Elephant Ears are Vital to Their Survival
It may surprise you to learn that elephant ears are absolutely vital to their survival!
I’ve been studying elephants since I was eight years old and this is one of the most fascinating features of an elephant’s anatomy. We’ve all seen elephants flapping their ears but one of the reasons they do this is to regulate their body temperature. You can see the network of blood vessels in an elephant’s ear. One of the most remarkable things about them is their ability to shunt ALL of the blood from their body into its ears.
Then, when they flap their ears it cools down the blood held in the massive network of blood vessels before pumping the cooled blood back into their bodies, therefore, cooling down their overall body temperature.
The opposite is true when an elephant is cold. Instead of flapping its ears, they press them against the sides of their head, which acts as a mini-heater, warming the blood in its ears before pumping it back into its body and raising its body temperature.

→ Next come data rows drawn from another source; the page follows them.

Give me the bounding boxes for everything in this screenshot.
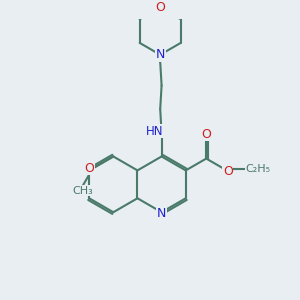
Text: O: O <box>155 1 165 14</box>
Text: CH₃: CH₃ <box>72 186 93 196</box>
Text: C₂H₅: C₂H₅ <box>245 164 270 174</box>
Text: O: O <box>201 128 211 141</box>
Text: O: O <box>223 165 232 178</box>
Text: O: O <box>85 162 94 175</box>
Text: N: N <box>157 207 166 220</box>
Text: N: N <box>155 48 165 61</box>
Text: HN: HN <box>146 125 164 138</box>
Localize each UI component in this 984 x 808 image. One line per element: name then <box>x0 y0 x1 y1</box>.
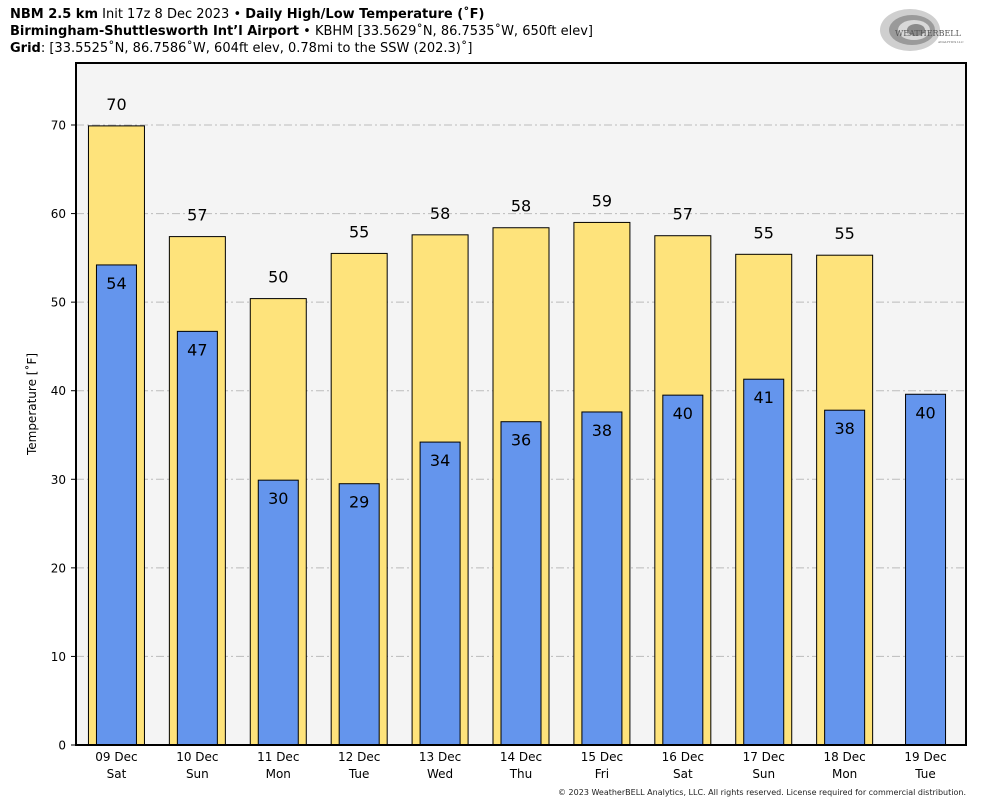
high-label: 58 <box>430 204 450 223</box>
bar-labels: 70 54 57 47 50 30 55 29 58 34 58 36 59 38 57 40 55 41 55 38… <box>106 95 935 512</box>
low-label: 34 <box>430 451 450 470</box>
y-tick-label: 40 <box>51 384 66 398</box>
y-tick-label: 70 <box>51 119 66 133</box>
x-tick-label-day: Thu <box>509 767 533 781</box>
x-tick-label-date: 13 Dec <box>419 750 461 764</box>
station-name: Birmingham-Shuttlesworth Int’l Airport <box>10 24 299 39</box>
x-tick-label-date: 16 Dec <box>662 750 704 764</box>
copyright-notice: © 2023 WeatherBELL Analytics, LLC. All r… <box>558 788 966 797</box>
header-line-2: Birmingham-Shuttlesworth Int’l Airport •… <box>10 23 593 40</box>
y-tick-label: 60 <box>51 207 66 221</box>
grid-label: Grid <box>10 41 41 56</box>
x-tick-label-day: Mon <box>832 767 857 781</box>
low-label: 38 <box>834 419 854 438</box>
low-bar <box>905 393 947 746</box>
low-label: 29 <box>349 493 369 512</box>
y-tick-label: 30 <box>51 473 66 487</box>
chart-title: Daily High/Low Temperature (˚F) <box>245 7 485 22</box>
y-axis: 0 10 20 30 40 50 60 70 <box>51 119 76 753</box>
low-bar <box>176 330 218 746</box>
high-label: 58 <box>511 197 531 216</box>
x-tick-label-day: Sat <box>107 767 127 781</box>
low-bar <box>338 483 380 746</box>
low-bar <box>257 479 299 746</box>
y-axis-label: Temperature [˚F] <box>24 353 39 456</box>
high-label: 50 <box>268 268 288 287</box>
x-tick-label-day: Mon <box>266 767 291 781</box>
x-tick-label-date: 10 Dec <box>176 750 218 764</box>
x-tick-label-day: Tue <box>914 767 936 781</box>
high-label: 55 <box>754 223 774 242</box>
x-tick-label-date: 18 Dec <box>823 750 865 764</box>
x-tick-label-date: 11 Dec <box>257 750 299 764</box>
high-label: 59 <box>592 191 612 210</box>
x-tick-label-date: 14 Dec <box>500 750 542 764</box>
low-bar <box>500 421 542 746</box>
low-bar <box>743 378 785 746</box>
low-bar <box>581 411 623 746</box>
low-label: 30 <box>268 489 288 508</box>
low-label: 47 <box>187 340 207 359</box>
x-tick-label-day: Fri <box>595 767 609 781</box>
high-label: 57 <box>673 205 693 224</box>
header-line-3: Grid: [33.5525˚N, 86.7586˚W, 604ft elev,… <box>10 40 472 57</box>
plot-frame <box>75 62 967 746</box>
x-tick-label-day: Sat <box>673 767 693 781</box>
x-tick-label-date: 12 Dec <box>338 750 380 764</box>
high-label: 55 <box>834 224 854 243</box>
model-name: NBM 2.5 km <box>10 7 98 22</box>
y-tick-label: 10 <box>51 650 66 664</box>
x-tick-label-date: 09 Dec <box>95 750 137 764</box>
x-tick-label-date: 19 Dec <box>904 750 946 764</box>
logo-subtext: ANALYTICS LLC <box>937 40 964 44</box>
x-axis: 09 Dec Sat 10 Dec Sun 11 Dec Mon 12 Dec Tue 13 D… <box>95 750 946 781</box>
high-label: 70 <box>106 95 126 114</box>
init-time: Init 17z 8 Dec 2023 <box>102 7 230 22</box>
x-tick-label-day: Sun <box>752 767 775 781</box>
x-tick-label-day: Wed <box>427 767 453 781</box>
y-tick-label: 0 <box>58 739 66 753</box>
low-bar <box>662 394 704 746</box>
low-label: 36 <box>511 431 531 450</box>
high-label: 55 <box>349 222 369 241</box>
low-label: 38 <box>592 421 612 440</box>
x-tick-label-day: Sun <box>186 767 209 781</box>
weatherbell-logo: WEATHERBELL ANALYTICS LLC <box>878 6 968 56</box>
grid-detail: : [33.5525˚N, 86.7586˚W, 604ft elev, 0.7… <box>40 41 473 56</box>
bars <box>87 125 947 746</box>
x-tick-label-day: Tue <box>348 767 370 781</box>
x-tick-label-date: 15 Dec <box>581 750 623 764</box>
low-label: 40 <box>673 404 693 423</box>
separator: • <box>303 24 311 39</box>
low-label: 41 <box>754 388 774 407</box>
low-bar <box>824 409 866 746</box>
y-tick-label: 50 <box>51 296 66 310</box>
station-detail: KBHM [33.5629˚N, 86.7535˚W, 650ft elev] <box>314 24 593 39</box>
separator: • <box>233 7 242 22</box>
low-label: 40 <box>915 403 935 422</box>
header-line-1: NBM 2.5 km Init 17z 8 Dec 2023 • Daily H… <box>10 6 484 23</box>
logo-text: WEATHERBELL <box>895 29 962 38</box>
x-tick-label-date: 17 Dec <box>743 750 785 764</box>
high-label: 57 <box>187 206 207 225</box>
low-bar <box>95 264 137 746</box>
low-bar <box>419 441 461 746</box>
low-label: 54 <box>106 274 126 293</box>
y-tick-label: 20 <box>51 561 66 575</box>
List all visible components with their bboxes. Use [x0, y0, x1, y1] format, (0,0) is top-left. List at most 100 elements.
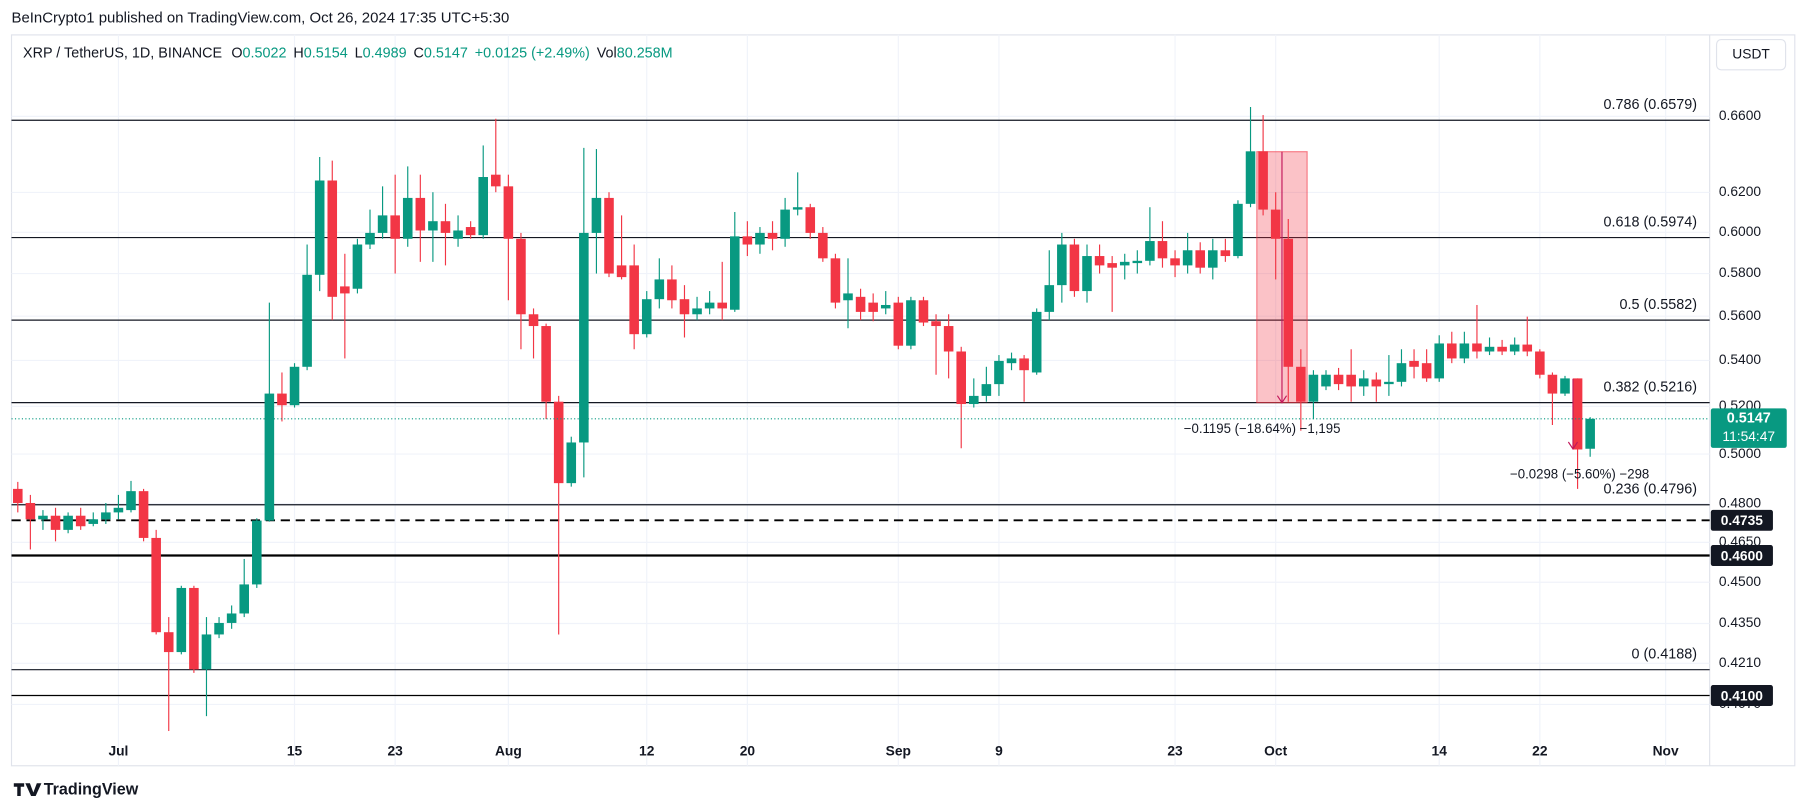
candle-body — [553, 401, 564, 484]
candle-body — [365, 232, 375, 245]
candle-body — [465, 227, 476, 236]
candle-body — [1497, 346, 1507, 352]
arrow-head — [1567, 441, 1579, 451]
candle-body — [1057, 244, 1067, 286]
candle-body — [377, 215, 388, 233]
candle-body — [893, 302, 904, 346]
candle-body — [1069, 244, 1080, 292]
legend-key: Vol — [597, 45, 617, 61]
candle-body — [1245, 151, 1256, 204]
currency[interactable]: USDT — [1732, 45, 1770, 61]
candle-body — [1220, 250, 1231, 257]
candle-body — [918, 300, 929, 323]
candle-body — [1119, 261, 1130, 266]
candle-body — [1157, 241, 1168, 259]
candle-body — [780, 209, 790, 239]
candle-body — [1535, 351, 1545, 375]
price-tag-label: 0.4735 — [1721, 512, 1763, 528]
current-price-label: 0.5147 — [1727, 411, 1771, 427]
measure-label: −0.1195 (−18.64%) −1,195 — [1184, 421, 1341, 436]
y-tick-label: 0.5600 — [1719, 307, 1761, 323]
candle-body — [1019, 358, 1029, 371]
candle-body — [201, 634, 212, 670]
candle-body — [1283, 238, 1294, 367]
candle-body — [390, 215, 400, 239]
candle-body — [1509, 344, 1520, 352]
candle-body — [176, 587, 187, 653]
level-label: 0.236 (0.4796) — [1604, 481, 1697, 497]
countdown: 11:54:47 — [1722, 428, 1775, 444]
y-tick-label: 0.5400 — [1719, 351, 1761, 367]
candle-body — [1560, 378, 1570, 394]
candle-body — [1421, 363, 1432, 379]
candle-body — [742, 236, 753, 245]
currency-button[interactable] — [1715, 38, 1787, 71]
candle-body — [994, 360, 1004, 385]
candle-body — [491, 174, 501, 187]
arrow-head — [1276, 395, 1288, 404]
candle-body — [1094, 256, 1105, 266]
price-tag — [1710, 545, 1773, 566]
y-tick-label: 0.6600 — [1719, 107, 1761, 123]
candle-body — [717, 302, 727, 309]
measure-label: −0.0298 (−5.60%) −298 — [1510, 466, 1649, 481]
candle-body — [792, 207, 803, 210]
price-tag-label: 0.4600 — [1721, 547, 1763, 563]
candle-body — [289, 366, 300, 406]
candle-body — [503, 186, 514, 239]
chart-frame — [10, 34, 1796, 767]
candle-body — [943, 326, 954, 352]
candle-body — [805, 207, 816, 233]
overlay: 0.66000.62000.60000.58000.56000.54000.52… — [108, 107, 1787, 759]
x-tick-label: 12 — [639, 742, 655, 758]
y-tick-label: 0.4350 — [1719, 614, 1761, 630]
candle-body — [340, 286, 350, 294]
candle-body — [1371, 379, 1382, 387]
candle-body — [956, 351, 966, 405]
x-tick-label: 22 — [1532, 742, 1548, 758]
candle-body — [1585, 418, 1595, 449]
candle-body — [1308, 374, 1319, 402]
candle-body — [402, 197, 413, 239]
y-tick-label: 0.4800 — [1719, 494, 1761, 510]
candle-body — [1358, 378, 1369, 387]
candle-body — [616, 265, 627, 278]
candle-body — [352, 244, 363, 289]
x-tick-label: 15 — [287, 742, 303, 758]
legend-value: 0.5147 — [424, 45, 468, 61]
candle-body — [767, 232, 778, 239]
candle-body — [730, 236, 740, 310]
candle-body — [1145, 241, 1155, 261]
candle-body — [981, 384, 992, 396]
candle-body — [1384, 381, 1394, 385]
candle-body — [654, 279, 665, 300]
candle-body — [1459, 343, 1470, 359]
candle-body — [302, 274, 312, 367]
candle-body — [692, 308, 702, 315]
y-tick-label: 0.4210 — [1719, 654, 1761, 670]
candle-body — [1208, 250, 1218, 268]
candle-body — [1270, 209, 1281, 239]
candle-body — [931, 321, 941, 327]
x-tick-label: 23 — [387, 742, 403, 758]
candle-body — [1522, 344, 1533, 352]
x-tick-label: Nov — [1653, 742, 1679, 758]
candle-body — [1434, 343, 1444, 379]
candle-body — [226, 613, 237, 623]
candle-body — [591, 197, 602, 233]
candle-body — [88, 519, 99, 524]
candle-body — [1233, 203, 1243, 257]
y-tick-label: 0.5000 — [1719, 445, 1761, 461]
candle-body — [63, 515, 73, 530]
level-label: 0 (0.4188) — [1631, 646, 1697, 662]
candle-body — [830, 258, 841, 303]
candle-body — [1044, 285, 1055, 312]
candle-body — [1182, 250, 1193, 266]
price-tag-label: 0.4100 — [1721, 687, 1763, 703]
x-tick-label: Oct — [1264, 742, 1287, 758]
x-tick-label: 20 — [740, 742, 756, 758]
publisher: BeInCrypto1 published on TradingView.com… — [12, 10, 510, 27]
level-label: 0.382 (0.5216) — [1604, 379, 1697, 395]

Hi everyone I’m Debbie Ethell, executive director of The KOTA Foundation for Elephants as well as a conservation research scientist.
Lesanju is an elephant who was rescued when she fell down a waterhole. The cattle herder who rescued her cut a specific pattern in her ears, the same as he did with his cattle as a way of marking them as his own. But he didn’t realize at the time he was in fact creating an enormous disability. How do you think Lesanju is able to regulate her body temperature missing so much mass from each ear?
Elephants can communicate with each other and the other elephants know she has been given a massive disability. When near water they keep cool by splashing themselves with water using their trunks. But what if the elephants are nowhere near water? Then they do something else quite extraordinary.
They stick their trunks inside their own stomachs and suck out water to spray on Lesanju, therefore keeping her cool. It is another extraordinary example of how elephants work together to help their disabled.